2027 marquera non seulement les 100 ans de la naissance de Maurice Béjart (né le 1er janvier 1927) mais aussi les 40 ans de la compagnie (fondée en 1987). Les festivités commenceront déjà en 2026.
Mais, en attendant ces jubilés, deux rendez-vous 25/26 à ne pas manquer:
- 16 au 19 octobre 2025 à Genève pour Hamlet de Valentina Turcu, véritable coup de cœur
- 16 au 21 décembre 2025 à Lausanne, avec deux créations inédites respectivement d’Andonis Foniadakis sur du Depeche Mode (!) et Riva & Repele sur du Chostakovitch. Sans oublier la Béjart’s Touch et L’Oiseau de feu.
Un moment gravé pour toujours
Animer cette discussion au Verbier Festival fut pour moi bien plus qu’une simple « interview ». C’était une rencontre et surtout une immersion totale dans ce qui me fait vibrer depuis toujours : la danse, le BBL et la partage.
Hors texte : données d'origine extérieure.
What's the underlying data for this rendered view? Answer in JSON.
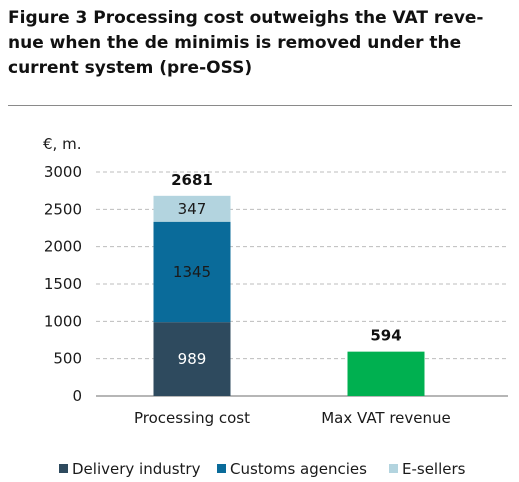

J’en ressors grandie, inspirée, émue, avec encore plus d’admiration pour ceux qui font vivre cette compagnie. Et une certitude : c’était mon premier « talk »… mais sûrement pas le dernier 🤞🏻.

Le Verbier Festival
Le Verbier Festival, c’est un festival de musique classique dans un cadre extraordinaire à 1500m d’altitude avec des concerts, des masterclasses, un programme pour les enfants, des rencontres, un festival dans le festival avec UNLTD.